What Am I? A Real-World Definition of Singer Voice Types
Updated: Dec 22, 2019
New students sometimes ask me to label their voices. They want me to tell them if they’re an alto or soprano, for instance. Being a dedicated CCM/Popular teacher, I’m reluctant to do that, for reasons I’ll explain. But sometimes somebody wants a singer to write down “what [they] are,” so it’s good to have a safe answer.
The terms alto, soprano, bass, and tenor are choral designations. And even in the setting of your choir or acapella group you may become a different voice type if your conductor is short on tenors. Those designations, in a decidedly more nuanced way, also apply to classical voice types. But none of my students sing classical music.
The whole “voice type” thing gets a little squishy in CCM/Popular.
Here’s the thing to remember about singers: they are essentially Bb instruments.
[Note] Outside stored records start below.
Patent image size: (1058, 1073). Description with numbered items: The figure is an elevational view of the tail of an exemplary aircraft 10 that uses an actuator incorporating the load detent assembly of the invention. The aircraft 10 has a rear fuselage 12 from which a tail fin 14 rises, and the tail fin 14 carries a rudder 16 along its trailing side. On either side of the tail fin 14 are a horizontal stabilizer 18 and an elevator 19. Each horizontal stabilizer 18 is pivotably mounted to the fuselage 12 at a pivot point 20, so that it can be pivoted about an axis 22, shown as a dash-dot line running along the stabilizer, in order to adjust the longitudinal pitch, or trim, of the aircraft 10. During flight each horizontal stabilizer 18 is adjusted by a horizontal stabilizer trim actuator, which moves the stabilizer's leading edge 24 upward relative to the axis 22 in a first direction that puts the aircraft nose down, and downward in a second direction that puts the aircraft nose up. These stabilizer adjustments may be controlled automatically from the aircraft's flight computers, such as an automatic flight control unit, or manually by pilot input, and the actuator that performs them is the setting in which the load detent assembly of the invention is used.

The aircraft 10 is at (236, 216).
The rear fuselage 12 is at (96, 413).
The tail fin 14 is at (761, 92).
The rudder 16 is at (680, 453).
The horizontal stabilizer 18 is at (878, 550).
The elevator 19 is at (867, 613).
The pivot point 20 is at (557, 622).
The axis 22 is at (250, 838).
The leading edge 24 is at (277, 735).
Generalizations assume exceptions, and it’s generally true that vocal “breaks” (the point where the voice changes from one physiological behavior to another) fall between Bb and B, and between F and F#. All genders, all ages, all voice types. Interesting, right?
Fun fact: it’s very normal for guitar players in Nashville tune to down to Eb. The reason is because Nashville is a singer’s town, and the singer will sound better if the key you’re in doesn’t put him/her on his/her vocal breaks throughout the song.
In CCM it’s not about voice types. It’s about the key for particular song and how that works for an individual singer.
With that in mind, here is what you need to know about voice designations for CCM/Popular.
Soprano, or high female
Ariana Grande is one of these. I call these singers Disney Princess singers. (Not at all in a bad way. Love Disney.) Their sound is a head register mix. Their natural low notes are B or B♭ and high notes E or F. They tend to go to pure head tones at F♯ - and then are able to access more of their high range with relative ease. They can hit pitches down to G or even lower if they learn to access their pure chest register. Typically, though, they have to get the hang of smoothing out the inevitable “bump” that will happen when they sing lower than a B or B♭.
Alto, or low female
There are two versions of this singer: trained or naturally good, and untrained or inappropriately trained.
Trained or naturally good
This singer can sing two octaves from F# or G below middle C (G3) in a chest register or chest mix. Often this singer also has access to her head register to sing even higher but with the lighter, less complex timbre of the the head register.
Untrained or inappropriately trained
The singer who loves popular music and is comfortable with her chest register but who studies classically typically ends up as two singers in the same body; the original, untrained chest-register singer alongside the head-register-trained singer. This definition applies to both her and to the untrained singer, since neither singer has learned to blend the chest register high in a healthy way.
This singer can sing comfortably between G3 to C5. Most can sing slightly lower and/or higher than those pitches, but that range is safe. Higher than a D5 can’t be assumed. Even with a pro.
Tenor, or high male
For Tenors, the safe pop range is D3 to F4. An experienced or trained tenor can sing to an A4. A “money note” singer (the lead singer from Train, for instance, or Jon Bon Jovi) can sing to - or even past - C5. Tenors can often sing lower than the D or D♭ below middle C, but it typically becomes more difficult for them once they’re warmed up. D is safe.
Baritones, or low male
For Baritones, safe range is G♯2 to B♭3. An experienced or trained baritone, or a bass-baritone, can sing an E. “Money notes” are F♯-B♭. Like the lower voiced female, low-voice men tend not to lose their low notes as they warm up, but do gain more high notes.
There you go. If you want to have a designation for yourself for your own peace of mind, or to write on audition sheets, you can use this handy-dandy guide. The better strategy, though, is to find your key for any given song. That’s the way to truly sound fabulous, which is, of course, what it’s all about.